Poor Mrs. Warner tried everything - voice lessons, violin lessons, ballet, gymnastics - but nothing took.  Once again the ugliness seemed infectious.  Her voice was a wail, her dance moves crippled-looking, and her work on the bars a clumsy misadventure. 

'We can't give up on her', said her mother, although both she and her husband privately thought it was a good idea.  It was God's idea to create her this way, so let God provide was the horrible, unmaternal thought she would never express but couldn't shake. 

 'We've done our bit', she said to her husband as they watched their only child go off to college - to MIT of all places but when you thought about it, a whole place filled with geeks and U-word misfits, it made perfect sense. 

And so it was that Jenna Warner found herself.  Electrical wiring, transistors, and tubes - or whatever were the new generational things in currency today - were her thing.  She spent weekends in the lab or on the test track with the latest in student-designed robotics, and was as happy as could be. True, the guys she went to bed worth were no Brad Pitts, but they weren't bottom feeders either. 

A person looking at another cannot see themselves, but only images of what they would like to be; so when Jenna awoke next to some ugly chemical engineer, she could only notice his brutal unattractiveness. 'What am I doing with him?', she would ask herself, always imagining that she was a Marilyn Monroe clone - which was a good thing since years of self-esteem training could never wipe the frown off well-intentioned teachers' faces when counselling her. 
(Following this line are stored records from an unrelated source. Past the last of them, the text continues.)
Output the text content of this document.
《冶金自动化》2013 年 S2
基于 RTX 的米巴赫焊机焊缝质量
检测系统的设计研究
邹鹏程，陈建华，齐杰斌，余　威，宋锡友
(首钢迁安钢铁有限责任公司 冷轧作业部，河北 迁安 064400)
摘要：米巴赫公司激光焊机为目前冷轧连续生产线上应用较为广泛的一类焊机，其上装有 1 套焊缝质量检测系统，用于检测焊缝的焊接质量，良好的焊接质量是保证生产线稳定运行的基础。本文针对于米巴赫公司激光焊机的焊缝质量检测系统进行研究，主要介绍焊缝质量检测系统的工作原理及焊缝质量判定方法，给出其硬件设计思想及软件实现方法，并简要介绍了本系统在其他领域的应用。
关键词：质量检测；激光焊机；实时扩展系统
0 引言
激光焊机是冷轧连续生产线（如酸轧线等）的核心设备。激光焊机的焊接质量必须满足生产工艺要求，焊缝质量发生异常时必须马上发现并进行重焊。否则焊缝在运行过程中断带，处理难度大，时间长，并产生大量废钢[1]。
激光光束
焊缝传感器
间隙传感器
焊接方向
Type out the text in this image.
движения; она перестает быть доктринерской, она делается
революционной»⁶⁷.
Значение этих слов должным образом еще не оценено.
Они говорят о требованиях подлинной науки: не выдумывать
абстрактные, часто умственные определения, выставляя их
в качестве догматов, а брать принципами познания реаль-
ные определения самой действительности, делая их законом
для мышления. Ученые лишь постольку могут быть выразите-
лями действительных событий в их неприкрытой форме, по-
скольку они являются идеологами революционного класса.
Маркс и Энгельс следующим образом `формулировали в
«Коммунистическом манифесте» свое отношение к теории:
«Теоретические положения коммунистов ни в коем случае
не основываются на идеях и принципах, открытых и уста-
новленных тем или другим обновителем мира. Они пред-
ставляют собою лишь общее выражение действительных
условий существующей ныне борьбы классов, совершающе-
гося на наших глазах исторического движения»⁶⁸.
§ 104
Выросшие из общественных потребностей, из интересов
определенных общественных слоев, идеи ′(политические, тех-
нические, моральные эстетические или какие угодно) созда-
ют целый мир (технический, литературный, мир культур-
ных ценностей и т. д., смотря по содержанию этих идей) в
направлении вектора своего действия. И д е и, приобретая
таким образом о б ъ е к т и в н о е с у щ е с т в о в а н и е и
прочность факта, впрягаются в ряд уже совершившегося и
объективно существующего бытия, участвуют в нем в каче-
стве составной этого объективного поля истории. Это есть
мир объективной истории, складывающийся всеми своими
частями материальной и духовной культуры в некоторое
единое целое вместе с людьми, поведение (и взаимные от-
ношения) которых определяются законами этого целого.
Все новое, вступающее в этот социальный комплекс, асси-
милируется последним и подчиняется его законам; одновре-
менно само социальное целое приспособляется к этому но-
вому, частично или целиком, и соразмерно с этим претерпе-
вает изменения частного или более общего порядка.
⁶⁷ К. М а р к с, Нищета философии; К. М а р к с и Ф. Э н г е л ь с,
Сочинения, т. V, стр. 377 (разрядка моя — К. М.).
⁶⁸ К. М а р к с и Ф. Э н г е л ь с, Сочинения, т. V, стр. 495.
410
Adaptability, wrote Darwin, is the key to survival of the fittest; and so it was that Jenna Warner worked around the natural, historical bias of beauty and made her way with algorithms, differential equations, and robots.  Beautiful people still winced when she got too close, but her own cohort - the vast numbers of U-word marginalized 'embraced' her as the modern lingo called acceptance.  

Mrs. Warner had never put up any pictures of her daughter in the living room, so when she went off to college there were no traces of her left at home; but as soon as she graduated, then earned her doctorate, then earned nine figures at a well-known company in Silicon Valley East, diplomas, awards, and citations filled the spaces where pictures of a beautiful daughter should have been. 

Marriage was too much to ask.  Jenna could simply not see herself in any long-term arrangement with the likes of Jeremy, Marvin, or Herman - or whatever boys were called these days - and kept to herself, happy enough with colleagues and a few friends. 

What a horrible albatross around the neck of a decent girl.  She didn't deserve the damned DNA she inherited from Uncle Harry's side of the family. God could have leavened the mix if had a heart; but God indeed plays dice with the universe, and poor Jenna ended up throwing cold dice every time.